The decision was based on an interim assessment stating that there was "virtually no chance of finding a positive clinical effect" in the trial, which was scheduled to complete this summer. This is another blow to the theory that holds beta amyloid (Ab) as the true culprit of the disease, a theory known as the 'amyloid hypothesis'. Although research progress seems bleak in AD, Merck — as well as manufacturers, such as Eisai and AstraZeneca, which are pursuing the same research approach — remains  hopeful and has already made substantial investments in this high-risk area. Merck believes the rationale of its approach is right, and the key to success in AD drug development is to target those people with high susceptibility for AD who have not yet shown symptoms.

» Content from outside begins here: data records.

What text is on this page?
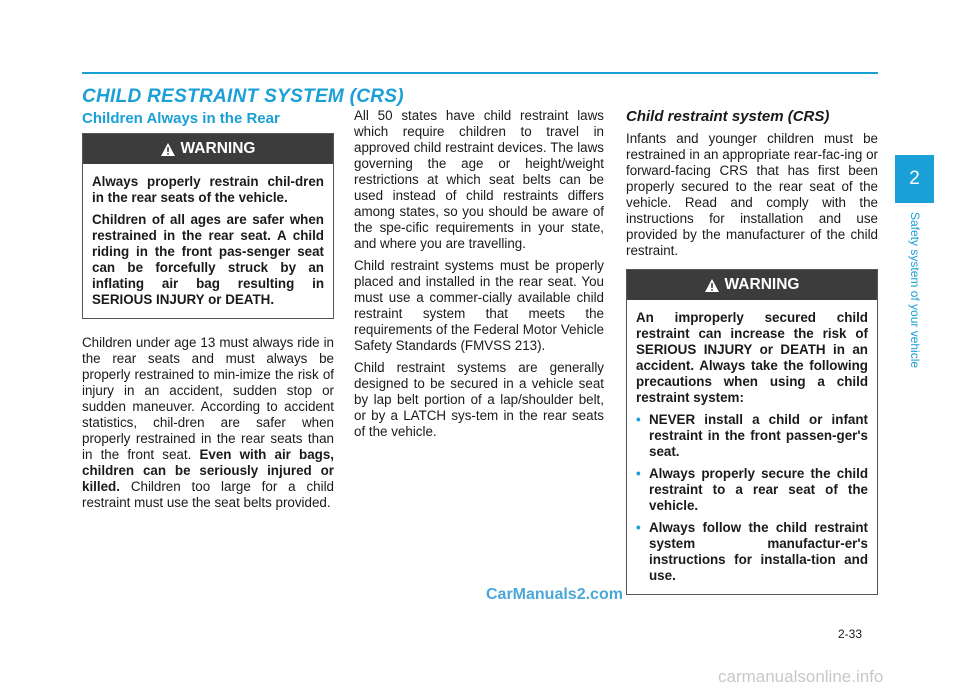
CHILD RESTRAINT SYSTEM (CRS)
Children Always in the Rear
WARNING

Always properly restrain chil-dren in the rear seats of the vehicle.

Children of all ages are safer when restrained in the rear seat. A child riding in the front pas-senger seat can be forcefully struck by an inflating air bag resulting in SERIOUS INJURY or DEATH.

Children under age 13 must always ride in the rear seats and must always be properly restrained to min-imize the risk of injury in an accident, sudden stop or sudden maneuver. According to accident statistics, chil-dren are safer when properly restrained in the rear seats than in the front seat. Even with air bags, children can be seriously injured or killed. Children too large for a child restraint must use the seat belts provided.

All 50 states have child restraint laws which require children to travel in approved child restraint devices. The laws governing the age or height/weight restrictions at which seat belts can be used instead of child restraints differs among states, so you should be aware of the spe-cific requirements in your state, and where you are travelling.

Child restraint systems must be properly placed and installed in the rear seat. You must use a commer-cially available child restraint system that meets the requirements of the Federal Motor Vehicle Safety Standards (FMVSS 213).

Child restraint systems are generally designed to be secured in a vehicle seat by lap belt portion of a lap/shoulder belt, or by a LATCH sys-tem in the rear seats of the vehicle.

Child restraint system (CRS)

Infants and younger children must be restrained in an appropriate rear-fac-ing or forward-facing CRS that has first been properly secured to the rear seat of the vehicle. Read and comply with the instructions for installation and use provided by the manufacturer of the child restraint.

WARNING

An improperly secured child restraint can increase the risk of SERIOUS INJURY or DEATH in an accident. Always take the following precautions when using a child restraint system:

• NEVER install a child or infant restraint in the front passen-ger's seat.
• Always properly secure the child restraint to a rear seat of the vehicle.
• Always follow the child restraint system manufactur-er's instructions for installa-tion and use.
2
Safety system of your vehicle
2-33
CarManuals2.com
carmanualsonline.info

"This is another blow to the theory that holds beta amyloid (Ab) as the true culprit of the disease."

Merck’s EPOCH study enrolled mild-to-moderate AD patients. This means that these patients had already experienced memory impairments and had developed substantial levels of protein Ab plaques and tangles in their brains. For drugs that aim to act on the disease more upstream of this Ab formation, such as BACE1 inihibtors, it is vital that the drug be tested in the population with little or no Ab deposited in the brain. Essentially, BACE1 inhibitors could have a preventative effect on Ab, a possible source of AD, and therefore, trials must enroll the early-stage population in whom this effect can be picked up.

However, 25 years of uncertainty around the amyloid hypothesis leaves the future of these Ab-targeting drugs unclear. Although the theory has driven the development of the most high-profile candidate drugs for AD, most of them have failed. These include Lunbeck and Otsuka's 5-HT6 inhibitor, idalopirdine; Eli Lilly's immunotherapy solanezumab; and Janssen's and Pfizer’s immunotherapy bapineuzumab. Learning from past failures, newer AD trials are being increasingly conducted in early-stage or at-risk populations, permitted by recent improvements in genetic and biomarker tests. Likewise, Merck’s remaining Phase III trial of verubecestat, the APECS study, is targeting pre-symptomatic people. Although the results are not due for another two years, results from this study will further clarify the potential of BACE1 inhibitors in slowing and possibly preventing AD.